Today National Museums Liverpool have announced Laurence Westgaph has been appointed as Historian in Residence.
Working with Laurence, as an Historian in Residence, represents a significant step in the organisation’s commitment to ensure that an understanding of the history and legacies of slavery is embedded across all of NML’s museums and galleries.
Liverpool historian Laurence, has worked with NML for a number of years by advising on numerous projects and sitting on the International Slavery Museum’s RESPECT group. He received a Black History Month Achiever’s Award and his family have lived in Liverpool for more than 10 generations.
Laurence said:
“I feel deeply privileged and honoured to be working with NML in the role of Historian in Residence. Liverpool should be very proud of the role our museums and galleries play in bringing the history of our great city to life through some of the finest historic items, art and artefacts our country has to offer. I look forward to being able to contribute to the fine work NML has done and continues to do in Liverpool and across Merseyside.”
National Museums Liverpool’s venues include the Walker Art Gallery, World Museum, the International Slavery Museum, Museum of Liverpool and Lady Lever Art Gallery in Port Sunlight.
Many objects within the organisation’s vast collections are rooted in the city’s connections with the Atlantic slave trade and Britain’s role in colonisation. Laurence’s appointment is a key milestone in the progress being made to reinterpret these collections; the need to respond to their provenance and contentious beginnings and display them in a way that is purposeful in identifying the uncomfortable stories behind them, as well how they came to be in NML’s collections.
Janet Dugdale, Executive Director of Museums & Participation said:
“Working with Laurence, as our new Historian in Residence, is an important action to help us achieve our promise to be anti-racist in everything we do as an organisation and enable us all to understand our shared histories.
“Although the Black Lives Matter movement has been brought to the fore due to recent tragic events, National Museums Liverpool had already been making strides in our work to ensure our anti-racist stance is clear. There’s no doubt that we need to do more. This work isn’t just ‘of the moment’, but something that needs to thread through everything we do, now and into the future.
“Laurence’s work and research in this area will be extremely valuable to NML, and his knowledge of Liverpool as a city is critical in helping us realise our goals and develop new ideas that will challenge us as an organisation, and inspire our visitors to think differently about the past and how it has impacted the present, and will continue to do so into the future.”
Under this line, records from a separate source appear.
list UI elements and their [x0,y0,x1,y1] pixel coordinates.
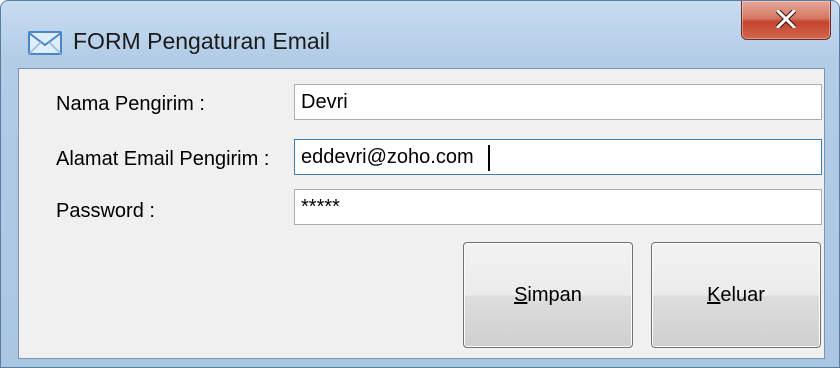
save-button-label: impan [527,283,582,306]
exit-button-accelerator: K [707,283,721,306]
exit-button-label: eluar [720,283,765,306]
save-button-accelerator: S [514,283,528,306]
text-caret [488,145,490,171]
close-icon [776,10,796,28]
save-button[interactable]: Simpan [463,242,633,348]
sender-name-field[interactable] [294,84,822,120]
form-panel: Nama Pengirim : Alamat Email Pengirim : … [18,68,825,359]
sender-email-label: Alamat Email Pengirim : [56,148,270,170]
title-bar[interactable]: FORM Pengaturan Email [1,1,839,61]
window-title: FORM Pengaturan Email [73,28,330,54]
email-settings-window: FORM Pengaturan Email Nama Pengirim : Al… [0,0,840,368]
password-field[interactable] [294,189,822,225]
exit-button[interactable]: Keluar [651,242,821,348]
envelope-icon [28,31,62,55]
password-label: Password : [56,200,155,222]
sender-email-field[interactable] [294,139,822,175]
sender-name-label: Nama Pengirim : [56,93,205,115]
close-button[interactable] [741,1,831,40]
Laurence has recently supported NML with research and advice on the reinterpretation of street signs and place names with slavery connections across the city, in the development of our online offer for this year’s Slavery Remembrance Day and our work researching the history of Liverpool’s Black communities. He is also leading on the Liverpool Enslaved Memorial Project, established to create a permanent monument in the city to commemorate the enslaved people who lived, died and were buried here during the slave trade period, which NML will be supporting with educational activities going forwards.